Crônica

Camarote 10

setembro 7, 2025 · Pedro K. Calheiros

Logo eu, que não saía de casa há semanas, inventei de voltar ao mundo. Meu debut aconteceu no Teatro Amazonas, quando fui assistir ao julgamento do Boto cor-de-rosa que, sem qualquer prova concreta, foi condenado sem levar em consideração o in dubio pro reo (na dúvida, decide-se a favor do réu). Saí de lá com a impressão de que a vida fora do palco também é delineada por condenações levianas; nos tribunais, principalmente, por isso a importância dos advogados para a manutenção do Estado Democrático de Direito.

Alguns olhares me chamaram a atenção, mas nada que me fizesse sair da inércia. É bem verdade que ando com preguiça de interações humanas; de flertar, principalmente. O velho ritual termina sempre do mesmo jeito: em um jantar com uma moça misteriosa ou comigo sozinho, em casa, a ler um livro. 

A minha vida amorosa não é prioridade. Mas, diante do caos da existência — sobretudo em uma existência em que não há qualquer celeridade no procedimento que dá curso ao rio da vida — às vezes me pego a pensar na ideia de viver um grande amor.

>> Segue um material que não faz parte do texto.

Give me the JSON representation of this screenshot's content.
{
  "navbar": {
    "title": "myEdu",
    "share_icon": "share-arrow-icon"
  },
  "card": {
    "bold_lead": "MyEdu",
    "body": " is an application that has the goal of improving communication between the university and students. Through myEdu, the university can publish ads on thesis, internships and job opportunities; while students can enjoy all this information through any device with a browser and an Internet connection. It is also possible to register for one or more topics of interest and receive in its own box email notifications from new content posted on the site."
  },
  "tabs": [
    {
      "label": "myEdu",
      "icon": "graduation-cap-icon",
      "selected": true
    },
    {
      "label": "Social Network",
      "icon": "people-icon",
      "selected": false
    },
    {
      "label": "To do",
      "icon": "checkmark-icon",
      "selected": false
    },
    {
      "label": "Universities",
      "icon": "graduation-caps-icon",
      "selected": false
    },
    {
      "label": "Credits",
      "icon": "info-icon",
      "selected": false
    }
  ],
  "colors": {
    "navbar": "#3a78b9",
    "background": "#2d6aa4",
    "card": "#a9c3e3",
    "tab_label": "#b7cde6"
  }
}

Vez ou outra me visita o ímpeto de ir a uma festa; mas a mulher que ocupará o cargo de musa não estará lá. Um romance digno do meu tempo precisa estar em sintonia com propósitos, valores e um projeto de vida; e, cá entre nós, a maioria das pessoas da minha idade está mais interessada em qualquer coisa que não dure mais que um ou dois encontros.

A sensação de voltar ao mundo após semanas imerso em estudos e trabalho foi gostosa. Ainda guardo com carinho a conversa que tive no camarote 10 e o arrepio na pele quando algumas músicas ecoaram. Lembrar-me-ei da importância de sair um pouco de nós mesmos, de deixar o livro de lado, guardar os fones de ouvido e conversar com as pessoas ao redor. 

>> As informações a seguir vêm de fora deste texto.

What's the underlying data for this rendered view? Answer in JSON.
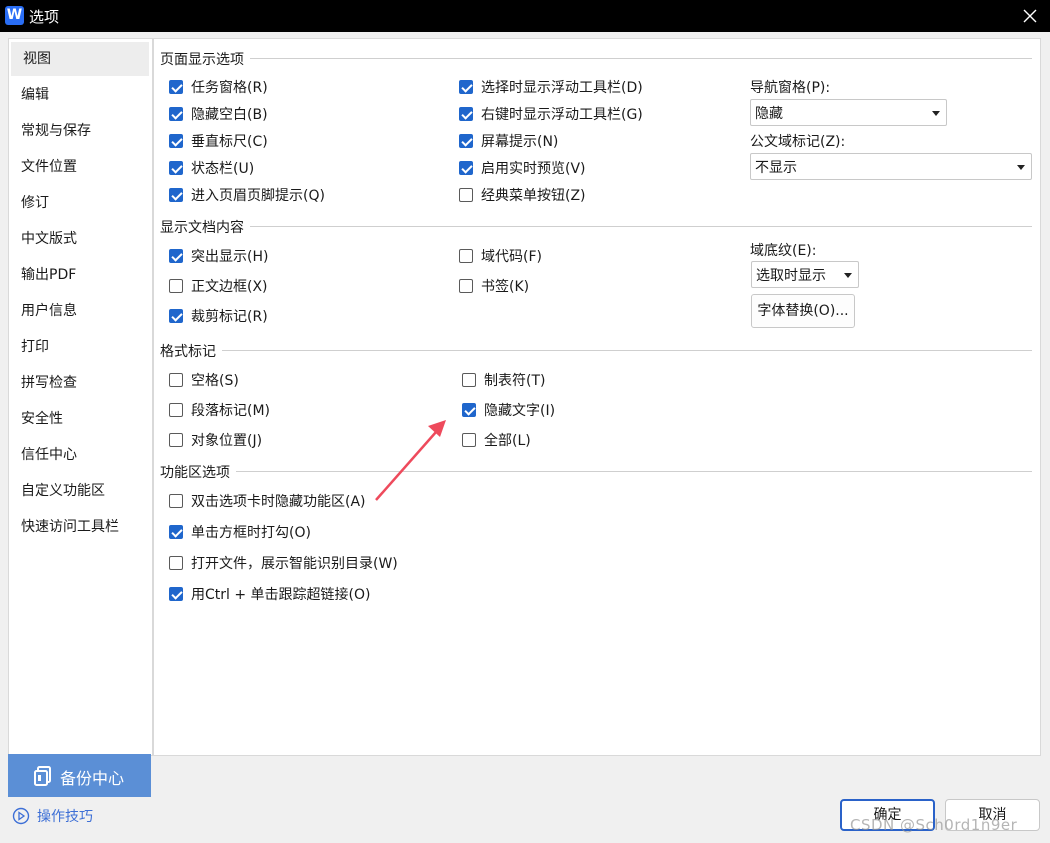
{
  "window": {
    "title": "选项",
    "logo_letter": "W"
  },
  "sidebar": {
    "items": [
      {
        "label": "视图",
        "active": true
      },
      {
        "label": "编辑"
      },
      {
        "label": "常规与保存"
      },
      {
        "label": "文件位置"
      },
      {
        "label": "修订"
      },
      {
        "label": "中文版式"
      },
      {
        "label": "输出PDF"
      },
      {
        "label": "用户信息"
      },
      {
        "label": "打印"
      },
      {
        "label": "拼写检查"
      },
      {
        "label": "安全性"
      },
      {
        "label": "信任中心"
      },
      {
        "label": "自定义功能区"
      },
      {
        "label": "快速访问工具栏"
      }
    ],
    "backup_label": "备份中心",
    "tips_label": "操作技巧"
  },
  "sections": {
    "page_display": {
      "title": "页面显示选项",
      "col1": [
        {
          "label": "任务窗格(R)",
          "checked": true
        },
        {
          "label": "隐藏空白(B)",
          "checked": true
        },
        {
          "label": "垂直标尺(C)",
          "checked": true
        },
        {
          "label": "状态栏(U)",
          "checked": true
        },
        {
          "label": "进入页眉页脚提示(Q)",
          "checked": true
        }
      ],
      "col2": [
        {
          "label": "选择时显示浮动工具栏(D)",
          "checked": true
        },
        {
          "label": "右键时显示浮动工具栏(G)",
          "checked": true
        },
        {
          "label": "屏幕提示(N)",
          "checked": true
        },
        {
          "label": "启用实时预览(V)",
          "checked": true
        },
        {
          "label": "经典菜单按钮(Z)",
          "checked": false
        }
      ],
      "nav_pane_label": "导航窗格(P):",
      "nav_pane_value": "隐藏",
      "field_mark_label": "公文域标记(Z):",
      "field_mark_value": "不显示"
    },
    "doc_content": {
      "title": "显示文档内容",
      "col1": [
        {
          "label": "突出显示(H)",
          "checked": true
        },
        {
          "label": "正文边框(X)",
          "checked": false
        },
        {
          "label": "裁剪标记(R)",
          "checked": true
        }
      ],
      "col2": [
        {
          "label": "域代码(F)",
          "checked": false
        },
        {
          "label": "书签(K)",
          "checked": false
        }
      ],
      "shading_label": "域底纹(E):",
      "shading_value": "选取时显示",
      "font_sub_button": "字体替换(O)..."
    },
    "format_marks": {
      "title": "格式标记",
      "col1": [
        {
          "label": "空格(S)",
          "checked": false
        },
        {
          "label": "段落标记(M)",
          "checked": false
        },
        {
          "label": "对象位置(J)",
          "checked": false
        }
      ],
      "col2": [
        {
          "label": "制表符(T)",
          "checked": false
        },
        {
          "label": "隐藏文字(I)",
          "checked": true
        },
        {
          "label": "全部(L)",
          "checked": false
        }
      ]
    },
    "ribbon": {
      "title": "功能区选项",
      "items": [
        {
          "label": "双击选项卡时隐藏功能区(A)",
          "checked": false
        },
        {
          "label": "单击方框时打勾(O)",
          "checked": true
        },
        {
          "label": "打开文件，展示智能识别目录(W)",
          "checked": false
        },
        {
          "label": "用Ctrl + 单击跟踪超链接(O)",
          "checked": true
        }
      ]
    }
  },
  "footer": {
    "ok_label": "确定",
    "cancel_label": "取消"
  },
  "watermark": "CSDN @Sch0rd1n9er",
  "colors": {
    "accent": "#1f66cc",
    "backup": "#5b8fd6",
    "annotation_arrow": "#ee4a5c"
  }
}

Semana que vem haverá uma caminhada e um café; e, para quem não usa as cores do Garantido, há uma contradição escondida nos sete nós do tornozelo esquerdo…

No final, cheguei à conclusão de que o réu era eu mesmo, condenado por ausências, silêncios, uma ânsia maior do que eu mesmo de dominar o mundo e por acreditar em falsas promessas de eternidade.